W obliczu spadku popularności Internetu Valve zmienia kierunek rozwoju Deadlock
Liczba graczy w Deadlock spada, Valve dostosowuje strategię rozwoju
Deadlock, strzelanka MOBA firmy Valve, odnotowała dramatyczny spadek liczby graczy, a maksymalna liczba graczy online sięga obecnie zaledwie 20 000. W odpowiedzi Valve ogłosiło znaczącą zmianę w swoim podejściu do rozwoju.
Poprzednio dwutygodniowy harmonogram aktualizacji zostaje porzucony na rzecz bardziej elastycznego systemu. Główne aktualizacje nie będą już miały ustalonego harmonogramu, co da programistom więcej czasu na wdrożenie i udoskonalenie zmian. Zdaniem twórcy powinno to zaowocować bardziej istotnymi i dopracowanymi aktualizacjami. Regularne poprawki będą jednak kontynuowane w razie potrzeby.
Obraz: discord.gg
Twórcy przyznali, że poprzedni dwutygodniowy cykl, choć pomocny, nie zapewnił wystarczającej ilości czasu na kompleksowe testowanie i wdrożenie. To spowodowało zmianę strategiczną.
Baza graczy Deadlock doświadczyła znacznego spadku, z ponad 170 000 graczy jednocześnie do obecnego zakresu 18 000–20 000.

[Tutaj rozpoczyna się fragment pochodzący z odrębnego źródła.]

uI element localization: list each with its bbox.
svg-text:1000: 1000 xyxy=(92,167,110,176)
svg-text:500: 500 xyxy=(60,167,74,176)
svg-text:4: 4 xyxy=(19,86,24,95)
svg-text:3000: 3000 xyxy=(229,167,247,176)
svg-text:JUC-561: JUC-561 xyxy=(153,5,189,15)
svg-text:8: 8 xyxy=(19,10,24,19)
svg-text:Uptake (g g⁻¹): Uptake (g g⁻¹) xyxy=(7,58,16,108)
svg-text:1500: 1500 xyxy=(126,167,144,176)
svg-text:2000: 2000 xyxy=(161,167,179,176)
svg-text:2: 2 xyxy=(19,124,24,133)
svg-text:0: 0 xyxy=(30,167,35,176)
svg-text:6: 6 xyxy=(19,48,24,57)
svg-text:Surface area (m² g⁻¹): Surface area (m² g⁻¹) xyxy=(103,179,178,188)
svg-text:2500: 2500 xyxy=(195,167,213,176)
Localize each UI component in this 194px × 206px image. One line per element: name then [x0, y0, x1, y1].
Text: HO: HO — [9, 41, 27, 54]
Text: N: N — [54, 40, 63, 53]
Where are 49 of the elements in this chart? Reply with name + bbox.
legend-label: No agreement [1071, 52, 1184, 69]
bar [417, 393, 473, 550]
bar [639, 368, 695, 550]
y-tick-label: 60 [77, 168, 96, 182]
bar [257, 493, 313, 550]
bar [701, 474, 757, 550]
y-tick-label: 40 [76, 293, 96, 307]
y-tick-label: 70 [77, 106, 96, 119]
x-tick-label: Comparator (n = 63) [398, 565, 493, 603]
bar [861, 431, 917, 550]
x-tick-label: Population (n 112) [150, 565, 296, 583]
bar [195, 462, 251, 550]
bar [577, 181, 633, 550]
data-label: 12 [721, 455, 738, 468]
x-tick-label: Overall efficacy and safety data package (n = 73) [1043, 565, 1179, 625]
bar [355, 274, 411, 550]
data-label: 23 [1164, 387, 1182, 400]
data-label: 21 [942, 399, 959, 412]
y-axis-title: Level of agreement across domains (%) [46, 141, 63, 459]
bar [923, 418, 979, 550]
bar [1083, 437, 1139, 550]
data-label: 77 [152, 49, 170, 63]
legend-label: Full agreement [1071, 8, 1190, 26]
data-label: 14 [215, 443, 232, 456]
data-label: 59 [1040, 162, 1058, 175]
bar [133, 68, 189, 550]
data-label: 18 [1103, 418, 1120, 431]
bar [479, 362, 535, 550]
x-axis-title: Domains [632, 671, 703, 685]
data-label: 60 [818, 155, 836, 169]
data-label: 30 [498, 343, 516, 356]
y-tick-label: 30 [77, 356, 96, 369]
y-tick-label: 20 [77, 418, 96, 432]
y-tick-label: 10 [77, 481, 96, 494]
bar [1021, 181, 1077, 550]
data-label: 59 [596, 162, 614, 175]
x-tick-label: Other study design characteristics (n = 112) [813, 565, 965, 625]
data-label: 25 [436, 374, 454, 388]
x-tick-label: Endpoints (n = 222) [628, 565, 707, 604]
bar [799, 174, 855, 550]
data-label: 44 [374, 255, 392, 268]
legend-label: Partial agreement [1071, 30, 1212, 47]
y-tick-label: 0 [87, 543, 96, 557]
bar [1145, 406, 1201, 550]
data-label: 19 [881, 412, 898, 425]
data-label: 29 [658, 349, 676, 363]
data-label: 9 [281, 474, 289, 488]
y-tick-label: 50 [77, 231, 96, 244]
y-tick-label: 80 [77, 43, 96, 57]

Pomimo tego spadku przyszłość gry niekoniecznie jest zagrożona. Wciąż na wczesnym etapie rozwoju i bez ustalonej daty premiery, premiera w 2025 roku lub później jest całkowicie możliwa, zwłaszcza biorąc pod uwagę widoczne skupienie się Valve na nowym tytule Half-Life.
Strategia Valve przedkłada jakość nad szybkość, zakładając, że doskonały produkt w naturalny sposób przyciągnie graczy i przychody. Podejście to odzwierciedla ewolucję cyklu rozwoju Dota 2, który również odszedł od częstych aktualizacji. Nie należy zatem interpretować tej zmiany jako przejawu obaw o długoterminowe perspektywy gry.